If you can confirm the library works on any other platform or compiler combination, please let me know the details - Compiler, Compiler version, OS, CPU etc.
The following table shows the platforms that STLplus has been ported to so far.
| Platform | Build | State | |||||
|---|---|---|---|---|---|---|---|
| CPU | Bits | OS | Compiler | Name | -D1 | Tested | Notes |
| Intel 686 | 32 | Windows XP | gcc 3.4.4 (Unix emulation) | CYGWIN-i686 |
|
2 November 2007 | Uses Cygwin to build a Unix-emulation program that runs on Windows |
| Intel 686 | 32 | Windows XP | gcc 3.4.4 (Windows native) | CYGMING-i686 |
_WIN32 |
2 November 2007 | Uses Cygwin to build a native Windows program |
| Intel 686 | 32 | Windows XP | gcc 3.4.5 (MinGW) | MINGW-i686 |
_WIN32 |
2 November 2007 | Uses MINGW to build a native Windows program |
| Intel 686 | 32 | Windows XP | Visual Studio, v6 | _WIN32 |
2 November 2007 | Visual Studio v6 - requires SP5 | |
| Intel 686 | 32 | Windows XP | Visual Studio, v8 | _WIN32 |
2 November 2007 | Visual Studio 2005 Express Edition | |
| Intel 686 | 32 | Debian Linux 2.4.19 | gcc 2.95.4 | LINUX-i686 |
|
21 September 2005 | |
| DEC Alpha | 64 | Debian Linux 2.2.20 | gcc 2.95.4 | LINUX-alpha |
|
17 January 2006 | |
| AMD Opteron | 64 | Red Hat Linux 2.6.9 | gcc 3.4.2 | LINUX-x86_64 |
|
21 September 2005 | |
| Sun Sparc | 32 | Solaris 5.9 | gcc 3.3.2 | SOLARIS-sun4u |
SOLARIS |
21 September 2005 | Posix build except that Sun put declarations in strange headers. |
| Intel x86 | 32 | Solaris 5.9 | gcc 3.3.2 | SOLARIS-i86pc |
SOLARIS |
8 October 2004 | Posix build except that Sun put declarations in strange headers. |
| Intel x86 | 32 | Free BSD 4.10-BETA | gcc 2.95.4 | FREEBSD-i386 |
|
9 October 2004 | |
| Intel x86 | 32 | Net BSD 2.0.2 | gcc 3.3.3 | NETBSD-i386 |
|
17 January 2006 | |
| Intel x86 | 32 | Open BSD 3.8 | gcc 3.3.5 | OPENBSD-i386 |
|
17 January 2006 | |
| Power PC | 32 | MacOS-X 10.2 | gcc 3.1 | MACOS-powerpc |
|
21 June 2006 | This is the first port to MacOS-X (OSX) and it works as a pure Posix build! |
| Power PC | 64 | Suse Linux 2.6 | gcc 3.3.3 | LINUX-ppc64 |
|
17 January 2006 | IBM OpenPower Server |
Note 1: The -D directive is a C macro that selects between different implementations of code for different platforms.

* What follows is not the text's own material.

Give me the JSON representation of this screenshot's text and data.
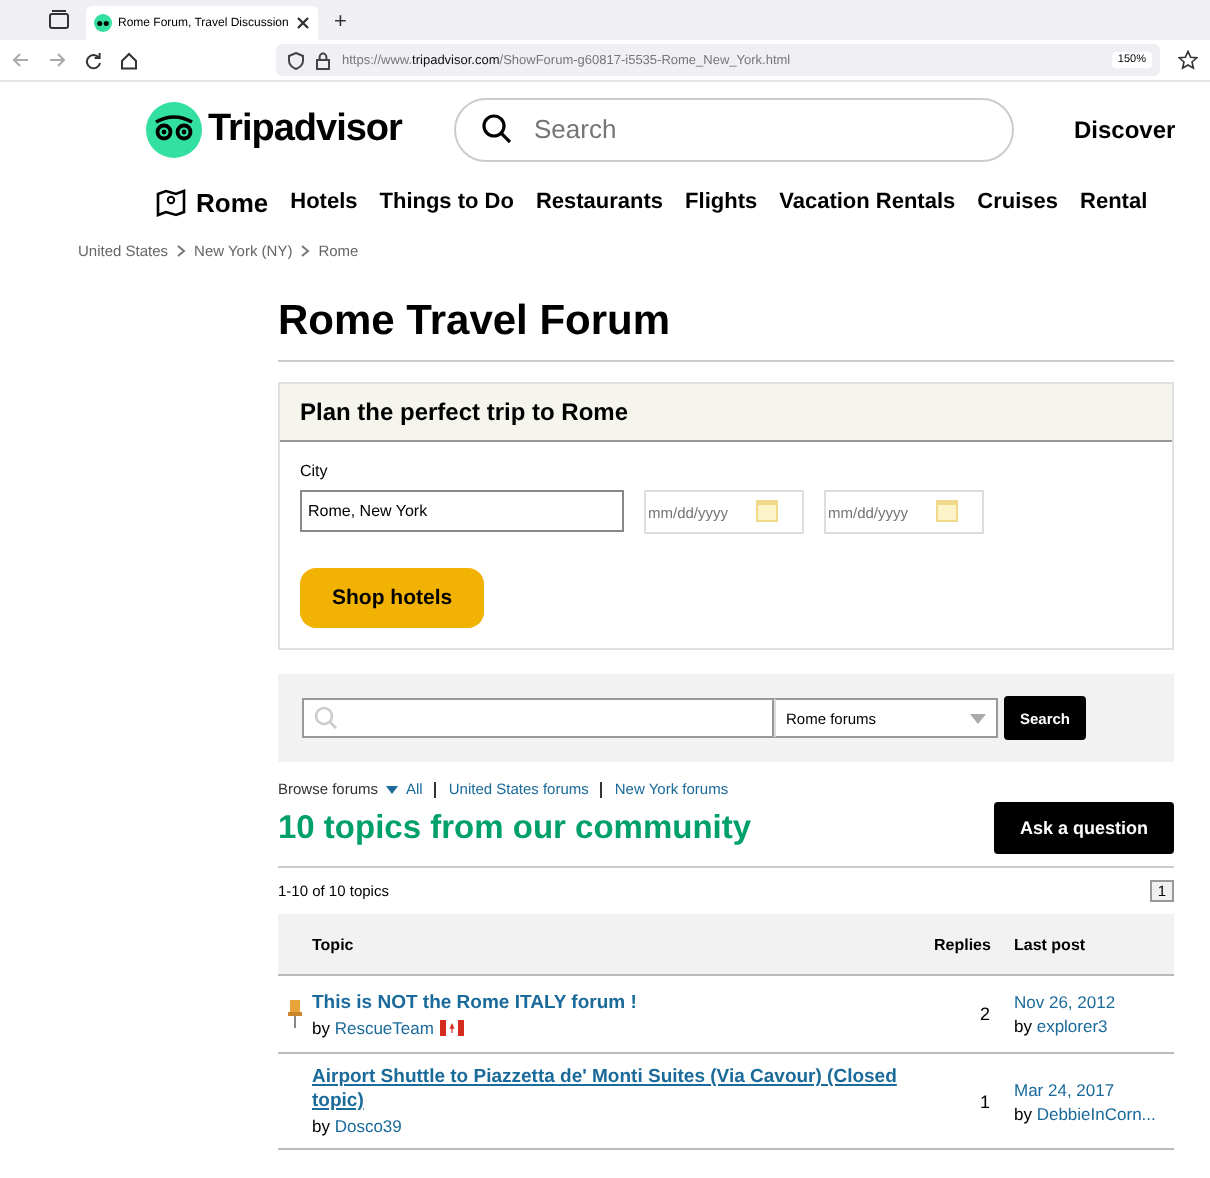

For example, a Windows application will use different system calls to a Unix application. The correct directive for the platform must be defined for the STLplus library to build on the target platform. Typically this is set as an option to the compiler - for example with the gcc compiler you would specify "gcc -DSOLARIS" when building on Solaris. The _WIN32 value that selects the Windows native build is set automatically by the compilers so you don't have to do this. If no -D directive is shown, then the default build is a generic Unix build and needs no special rules. See the documentation on building the library for more on this.